The one thing that baffles me the most about Republicans as it relates to the Affordable Care Act (aka “Obamacare”) is their persistent lies. From the law’s inception, Republicans have spent countless hours and unheard of amounts of money on smear campaigns against the law. You would think this over the top attack on the law would prompt some conservative voters to stop and think to themselves, “This seems a little excessive, I might want to question their motives.”
Especially the lying. Then again most conservative voters never question what they’re told by the right-wing media, so they really don’t know that they’re being blatantly lied to.

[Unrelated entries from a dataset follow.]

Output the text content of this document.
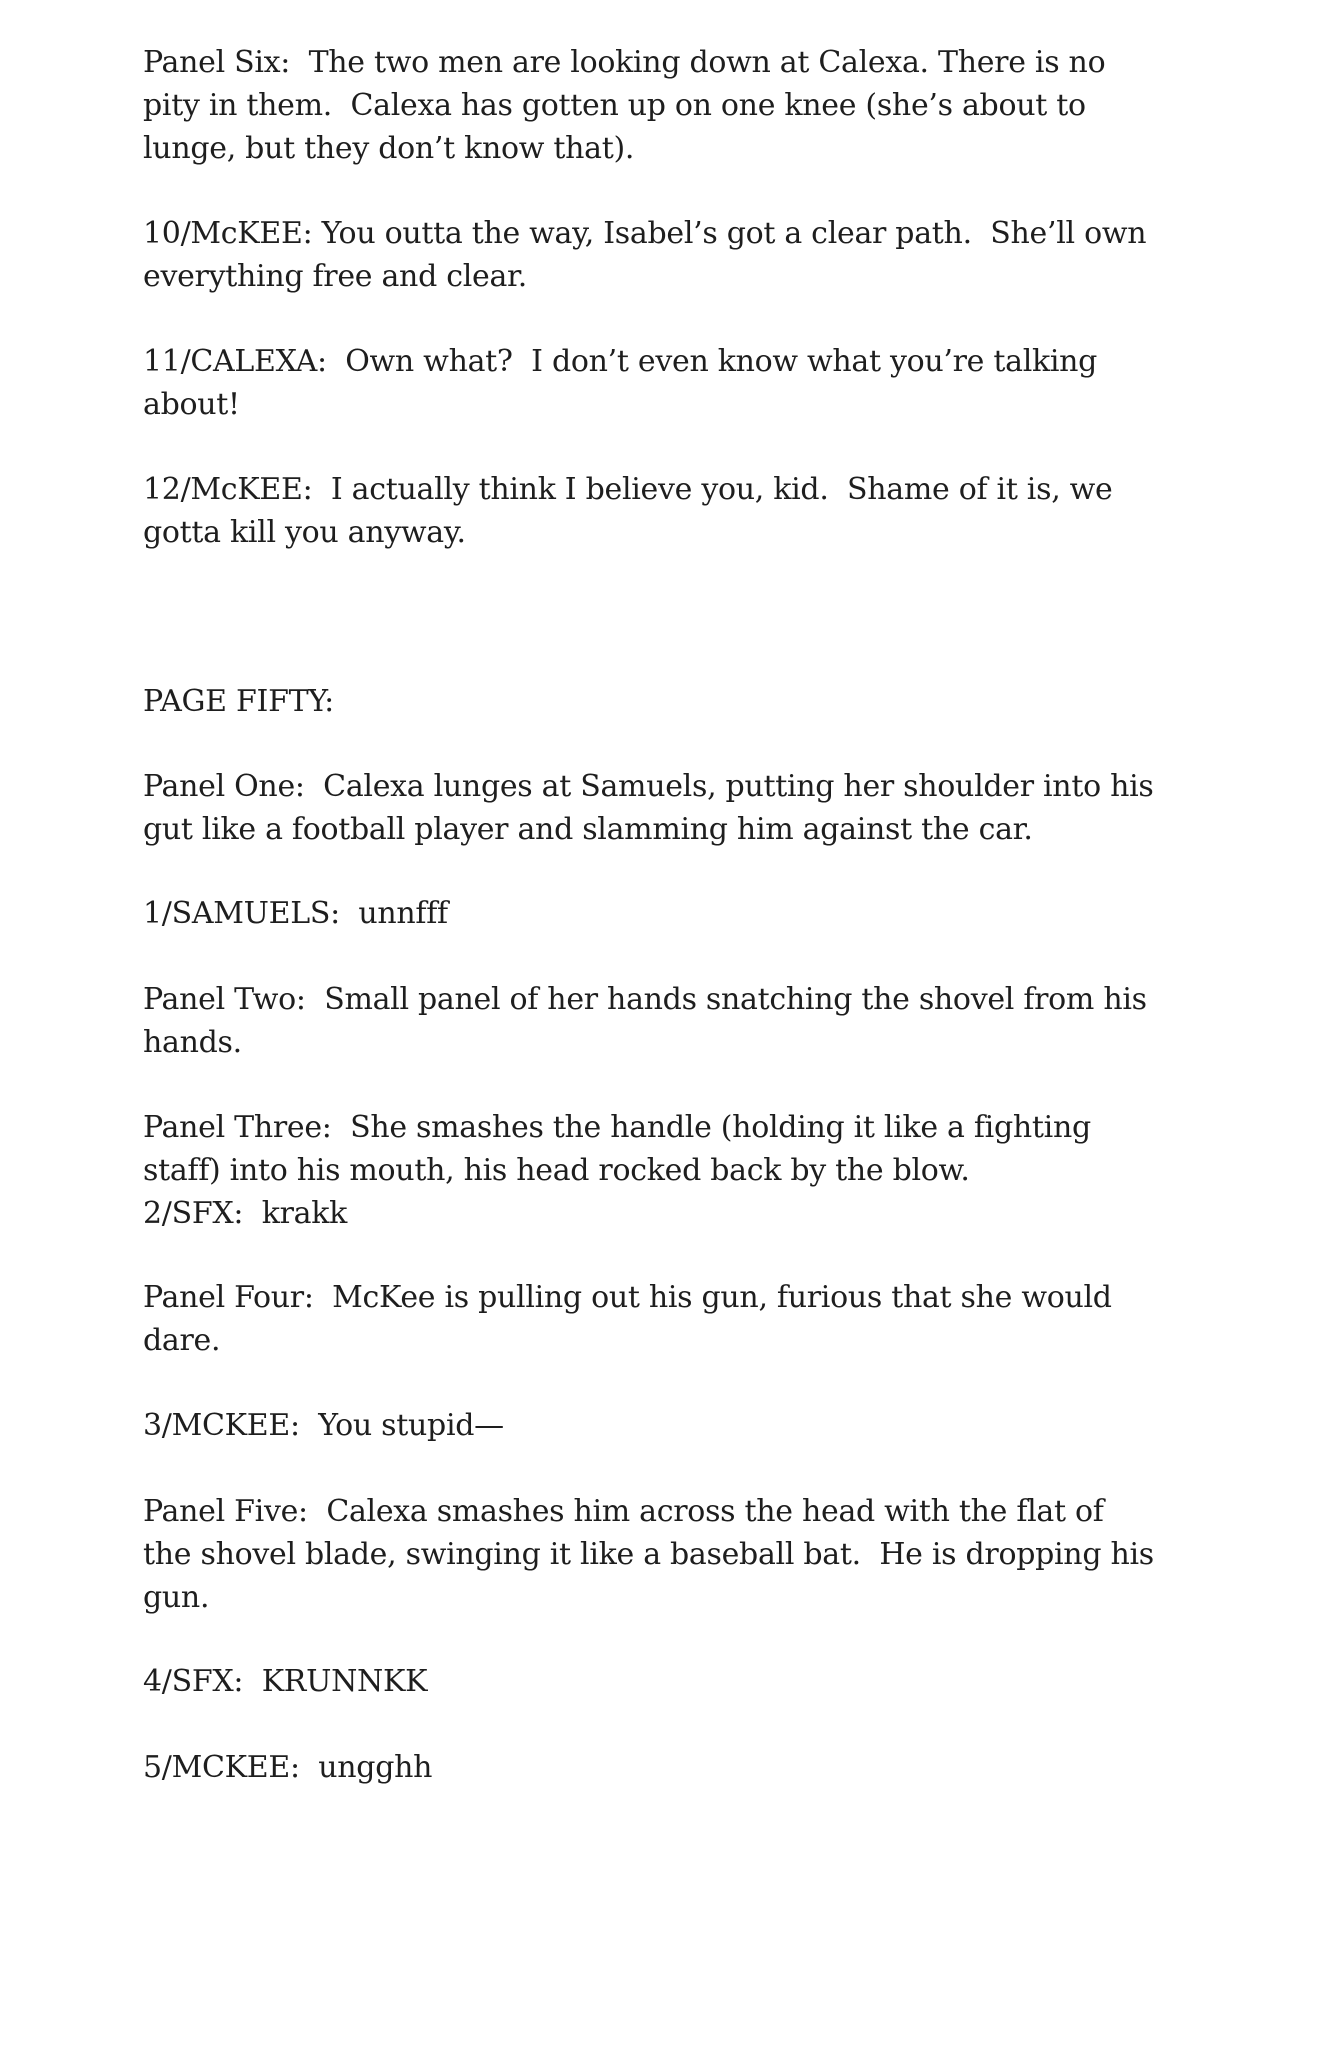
Panel Six:  The two men are looking down at Calexa. There is no

pity in them.  Calexa has gotten up on one knee (she’s about to

lunge, but they don’t know that).

10/McKEE: You outta the way, Isabel’s got a clear path.  She’ll own

everything free and clear.

11/CALEXA:  Own what?  I don’t even know what you’re talking

about!

12/McKEE:  I actually think I believe you, kid.  Shame of it is, we

gotta kill you anyway.

PAGE FIFTY:

Panel One:  Calexa lunges at Samuels, putting her shoulder into his

gut like a football player and slamming him against the car.

1/SAMUELS:  unnfff

Panel Two:  Small panel of her hands snatching the shovel from his

hands.

Panel Three:  She smashes the handle (holding it like a fighting

staff) into his mouth, his head rocked back by the blow.

2/SFX:  krakk

Panel Four:  McKee is pulling out his gun, furious that she would

dare.

3/MCKEE:  You stupid—

Panel Five:  Calexa smashes him across the head with the flat of

the shovel blade, swinging it like a baseball bat.  He is dropping his

gun.

4/SFX:  KRUNNKK

5/MCKEE:  ungghh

Whenever I’m faced with an anti-Obamacare conservative (which is pretty much all of them) I simply remind them that almost every single thing they “know” about the law is a lie, and nearly every comment someone from their party makes about the law is also a lie. I always like to ask them, “If the truth about the law is so terrible, why is there a need to lie? Shouldn’t the simple truth be enough?”
Take for example Florida Senator Marco Rubio’s recent claim that the majority of Americans support defunding Obamacare. A statement the fact-checking site Politifact ruled as “Mostly False.”
Of course, as Politifact noted in their decision, a clarification from Rubio was never received.
What Politifact did find is that the majority of Americans do not support defunding Obamacare. In fact, 57 percent oppose cutting funding while only 36 percent approve. Then if you factor in the situation of the government being shutdown to defund Obamacare, the numbers move even more favorably toward funding and away from defunding. When asked if they would support defunding of Obamacare by way of a government shutdown or default on our debt, only 19 percent of those who responded supported doing either.
So where exactly did Rubio come up with his false claims? Apparently he pulled his numbers from the “ultra reliable and absolutely not bias” Heritage Action poll—the polling arm of the Heritage foundation. And I’m sure in no way did they shape the wording of the poll or their “random sample” to benefit conservative talking points. But just for clarification on the demographics, Politifact did find out that their poll was done in 10 House districts, 6 of which are Republican controlled.
This reminds me of the “credible polls” I saw during last year’s presidential election by these conservative groups that showed Romney headed for a victory. Which of course didn’t happen, and it wasn’t even close to happening.
But Rubio’s distortion of the truth, and use of a completely bias poll for his claim, only goes to show yet another example of the right-wing fear mongering against the Affordable Care Act that’s almost entirely based on lies.
Which continues to prompt the question every liberal needs to ask every conservative — “If the truth about Obamacare is so bad, why do your elected officials keep lying about it?”